Indeed, 2020 has reaffirmed for all of us that we can take nothing for granted.
The pandemic has affected lives in every country. It has changed our patterns of work, and play. It has impacted on our relationships with friends and family. It has changed how we move around the world. Individually we have all had to adjust, to be prepared for new and very often difficult situations.
Personally, the period in quarantine when I returned to China was a time for considerable self-reflection; two weeks of my own undiluted company. The realisation when I arrived in my room in the quarantine hotel and the door was shut that I would not leave for two weeks was a complete shock to the system.
▲ At the end of November 2020, Rodney met with the preparation team in his residential place the moment he was released from quarantine.
The sense of helplessness and total isolation was palpable. Adapting to a new existence, breaking the day up into different tasks, setting time aside for exercise all became part of the routine to survive. Setting small challenges, surviving for one day, for one week, and over half way to escape provided a structure and contributed to my survival strategy. Never before has the arrival of coffee and a croissant from Starbucks at lunchtime been more eagerly awaited. Missing family and friends; eating every meal for a fortnight in solitude, those days in quarantine really made me appreciate the importance of human contact in our lives. We are infinitely poorer without.
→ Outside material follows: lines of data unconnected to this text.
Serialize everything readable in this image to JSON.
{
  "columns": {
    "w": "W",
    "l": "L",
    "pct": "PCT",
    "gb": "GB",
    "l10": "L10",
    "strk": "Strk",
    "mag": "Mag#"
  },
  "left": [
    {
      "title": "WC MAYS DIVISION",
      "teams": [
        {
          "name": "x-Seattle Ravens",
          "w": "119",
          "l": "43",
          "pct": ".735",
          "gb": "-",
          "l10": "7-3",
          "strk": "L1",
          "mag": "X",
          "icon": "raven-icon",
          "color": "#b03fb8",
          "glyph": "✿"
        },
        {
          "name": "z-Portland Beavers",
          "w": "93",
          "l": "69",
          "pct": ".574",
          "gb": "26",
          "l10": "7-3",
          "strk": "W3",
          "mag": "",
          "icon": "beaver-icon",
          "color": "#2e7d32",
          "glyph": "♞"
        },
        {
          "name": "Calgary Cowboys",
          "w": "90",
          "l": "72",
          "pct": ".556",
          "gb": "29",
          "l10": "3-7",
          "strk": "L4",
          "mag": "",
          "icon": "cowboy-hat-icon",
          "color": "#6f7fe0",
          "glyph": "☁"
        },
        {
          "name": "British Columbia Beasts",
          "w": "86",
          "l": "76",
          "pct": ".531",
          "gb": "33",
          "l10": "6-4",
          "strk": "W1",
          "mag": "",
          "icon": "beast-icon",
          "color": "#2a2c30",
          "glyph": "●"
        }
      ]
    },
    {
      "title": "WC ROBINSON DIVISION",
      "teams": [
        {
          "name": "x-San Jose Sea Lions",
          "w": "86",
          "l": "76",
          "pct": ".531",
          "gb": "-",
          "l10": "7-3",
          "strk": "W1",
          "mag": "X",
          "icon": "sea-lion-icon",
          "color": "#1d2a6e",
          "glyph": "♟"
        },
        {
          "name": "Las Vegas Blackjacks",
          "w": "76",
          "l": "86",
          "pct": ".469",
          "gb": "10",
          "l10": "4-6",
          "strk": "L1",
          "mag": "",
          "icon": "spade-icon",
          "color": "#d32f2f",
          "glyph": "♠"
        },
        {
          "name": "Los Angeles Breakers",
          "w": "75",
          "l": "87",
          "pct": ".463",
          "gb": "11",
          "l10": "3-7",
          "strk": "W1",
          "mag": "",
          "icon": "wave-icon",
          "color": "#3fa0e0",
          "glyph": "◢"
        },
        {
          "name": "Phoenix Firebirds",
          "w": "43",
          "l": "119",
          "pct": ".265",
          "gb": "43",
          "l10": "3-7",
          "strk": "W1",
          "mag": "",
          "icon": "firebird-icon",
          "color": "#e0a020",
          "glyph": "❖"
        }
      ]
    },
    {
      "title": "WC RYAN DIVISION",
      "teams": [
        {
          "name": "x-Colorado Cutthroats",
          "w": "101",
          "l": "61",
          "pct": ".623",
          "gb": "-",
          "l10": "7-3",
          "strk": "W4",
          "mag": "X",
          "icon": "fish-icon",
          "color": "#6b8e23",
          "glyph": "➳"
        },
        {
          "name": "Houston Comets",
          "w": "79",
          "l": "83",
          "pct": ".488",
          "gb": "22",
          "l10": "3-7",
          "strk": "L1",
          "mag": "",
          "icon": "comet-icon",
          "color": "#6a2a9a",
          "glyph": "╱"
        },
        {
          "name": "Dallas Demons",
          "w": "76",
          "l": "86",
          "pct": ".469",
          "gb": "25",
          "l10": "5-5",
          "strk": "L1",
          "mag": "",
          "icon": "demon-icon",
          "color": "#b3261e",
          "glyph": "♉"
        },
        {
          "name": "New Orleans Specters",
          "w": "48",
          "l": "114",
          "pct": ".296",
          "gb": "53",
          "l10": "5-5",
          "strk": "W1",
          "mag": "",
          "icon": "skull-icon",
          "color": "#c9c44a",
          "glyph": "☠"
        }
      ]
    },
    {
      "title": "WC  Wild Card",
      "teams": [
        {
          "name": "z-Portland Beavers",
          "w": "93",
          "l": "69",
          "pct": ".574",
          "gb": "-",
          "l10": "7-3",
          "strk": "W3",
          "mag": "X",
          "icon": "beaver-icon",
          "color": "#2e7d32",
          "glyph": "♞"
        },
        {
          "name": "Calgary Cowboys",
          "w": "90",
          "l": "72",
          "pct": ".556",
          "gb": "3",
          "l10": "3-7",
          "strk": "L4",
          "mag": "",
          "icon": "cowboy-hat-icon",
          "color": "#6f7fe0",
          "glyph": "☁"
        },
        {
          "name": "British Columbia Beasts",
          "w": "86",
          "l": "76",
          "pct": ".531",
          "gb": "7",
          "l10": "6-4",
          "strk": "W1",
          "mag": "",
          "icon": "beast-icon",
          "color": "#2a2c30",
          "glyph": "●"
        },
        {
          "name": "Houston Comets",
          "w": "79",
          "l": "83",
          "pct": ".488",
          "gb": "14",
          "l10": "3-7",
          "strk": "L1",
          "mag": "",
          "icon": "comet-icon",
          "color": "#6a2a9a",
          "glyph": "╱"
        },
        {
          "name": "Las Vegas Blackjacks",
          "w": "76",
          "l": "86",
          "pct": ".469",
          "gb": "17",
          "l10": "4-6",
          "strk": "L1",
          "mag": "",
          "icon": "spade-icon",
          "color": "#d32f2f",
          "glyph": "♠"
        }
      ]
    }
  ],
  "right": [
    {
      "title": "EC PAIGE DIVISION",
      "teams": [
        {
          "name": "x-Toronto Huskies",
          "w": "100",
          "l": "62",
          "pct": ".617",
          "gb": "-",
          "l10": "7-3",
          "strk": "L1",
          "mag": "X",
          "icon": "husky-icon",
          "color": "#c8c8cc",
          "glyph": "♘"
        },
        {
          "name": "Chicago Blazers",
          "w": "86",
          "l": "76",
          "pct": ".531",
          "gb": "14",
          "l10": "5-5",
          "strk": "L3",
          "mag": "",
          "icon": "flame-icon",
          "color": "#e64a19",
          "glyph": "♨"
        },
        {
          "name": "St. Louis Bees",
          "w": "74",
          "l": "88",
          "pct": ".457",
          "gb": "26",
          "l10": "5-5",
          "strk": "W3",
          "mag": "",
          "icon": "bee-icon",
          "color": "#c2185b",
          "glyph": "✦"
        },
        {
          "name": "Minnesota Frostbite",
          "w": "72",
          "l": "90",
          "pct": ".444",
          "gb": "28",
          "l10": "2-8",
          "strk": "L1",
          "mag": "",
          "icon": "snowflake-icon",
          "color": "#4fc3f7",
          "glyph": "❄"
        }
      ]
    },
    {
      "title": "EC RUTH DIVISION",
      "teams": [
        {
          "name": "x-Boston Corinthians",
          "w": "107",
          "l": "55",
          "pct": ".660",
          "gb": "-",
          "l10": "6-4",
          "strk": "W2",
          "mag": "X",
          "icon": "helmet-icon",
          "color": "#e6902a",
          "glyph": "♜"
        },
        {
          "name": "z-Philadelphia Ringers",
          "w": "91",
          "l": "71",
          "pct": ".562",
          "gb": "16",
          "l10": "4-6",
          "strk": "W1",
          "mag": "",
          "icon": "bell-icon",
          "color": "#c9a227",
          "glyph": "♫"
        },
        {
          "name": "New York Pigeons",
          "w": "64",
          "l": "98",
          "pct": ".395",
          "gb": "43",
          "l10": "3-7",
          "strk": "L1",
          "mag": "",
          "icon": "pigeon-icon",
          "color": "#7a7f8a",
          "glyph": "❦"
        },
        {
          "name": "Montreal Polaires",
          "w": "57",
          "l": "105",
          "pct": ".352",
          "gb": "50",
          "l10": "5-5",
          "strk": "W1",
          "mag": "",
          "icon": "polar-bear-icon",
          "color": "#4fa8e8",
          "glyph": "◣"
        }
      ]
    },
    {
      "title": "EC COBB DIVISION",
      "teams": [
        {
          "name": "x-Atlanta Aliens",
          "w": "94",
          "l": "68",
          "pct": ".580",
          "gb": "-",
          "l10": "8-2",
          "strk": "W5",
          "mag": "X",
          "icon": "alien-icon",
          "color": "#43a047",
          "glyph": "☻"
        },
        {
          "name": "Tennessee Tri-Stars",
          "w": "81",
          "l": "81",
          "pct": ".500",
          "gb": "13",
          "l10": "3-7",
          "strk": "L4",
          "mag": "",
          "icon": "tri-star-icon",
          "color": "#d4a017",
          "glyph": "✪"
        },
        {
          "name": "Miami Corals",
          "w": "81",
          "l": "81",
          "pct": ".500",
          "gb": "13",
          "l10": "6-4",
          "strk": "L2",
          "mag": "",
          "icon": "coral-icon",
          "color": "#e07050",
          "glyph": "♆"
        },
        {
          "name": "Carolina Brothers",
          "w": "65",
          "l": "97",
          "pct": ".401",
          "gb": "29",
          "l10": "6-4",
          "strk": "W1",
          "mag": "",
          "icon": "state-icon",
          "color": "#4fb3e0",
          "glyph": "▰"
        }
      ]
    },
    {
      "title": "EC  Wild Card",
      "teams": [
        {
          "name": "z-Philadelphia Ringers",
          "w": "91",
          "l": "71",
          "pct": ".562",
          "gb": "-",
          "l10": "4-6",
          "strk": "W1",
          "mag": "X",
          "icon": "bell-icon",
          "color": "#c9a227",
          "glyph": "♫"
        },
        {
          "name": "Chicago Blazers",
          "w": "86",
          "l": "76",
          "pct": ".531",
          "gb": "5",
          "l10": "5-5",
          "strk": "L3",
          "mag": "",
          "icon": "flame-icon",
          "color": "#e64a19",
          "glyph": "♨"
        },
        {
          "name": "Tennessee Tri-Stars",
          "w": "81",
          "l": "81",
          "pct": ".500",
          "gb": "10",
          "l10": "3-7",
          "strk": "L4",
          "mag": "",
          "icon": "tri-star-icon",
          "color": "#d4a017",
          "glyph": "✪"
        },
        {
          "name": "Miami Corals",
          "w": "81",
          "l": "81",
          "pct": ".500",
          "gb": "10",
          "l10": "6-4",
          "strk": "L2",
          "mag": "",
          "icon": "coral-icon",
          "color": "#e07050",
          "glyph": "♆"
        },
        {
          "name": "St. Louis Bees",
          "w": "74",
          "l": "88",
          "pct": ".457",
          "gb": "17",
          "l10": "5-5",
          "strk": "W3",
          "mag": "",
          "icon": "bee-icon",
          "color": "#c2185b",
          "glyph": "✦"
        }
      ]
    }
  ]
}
For the CWS preparation team, Covid-19 has meant that the study trips to Westminster School for first hand training have been halted. However, the resilience and commitment of the teams both in China and the UK was evident through the frequent online seminars and discussion groups that were quickly established – and which continued through the British school holidays. Work has continued uninterrupted, though we long for the time when we can all be together once again.
The sanitised view of life from the phone screen and the computer screen offer us ways to interact, but the non verbal communication, the direct face to face interaction with others are far more powerful and enabling as we live our lives and embrace the challenge of creating a shared future. This is where schools – the classroom, the playground, the sports hall – have a critical part to play in preparing the next generation; intellectual curiosity, open-mindedness, discussion, friendship, empathy, compassion – traits and qualities that can be inculcated and nurtured through a well designed curriculum, advanced pedagogy and a holistic approach to education.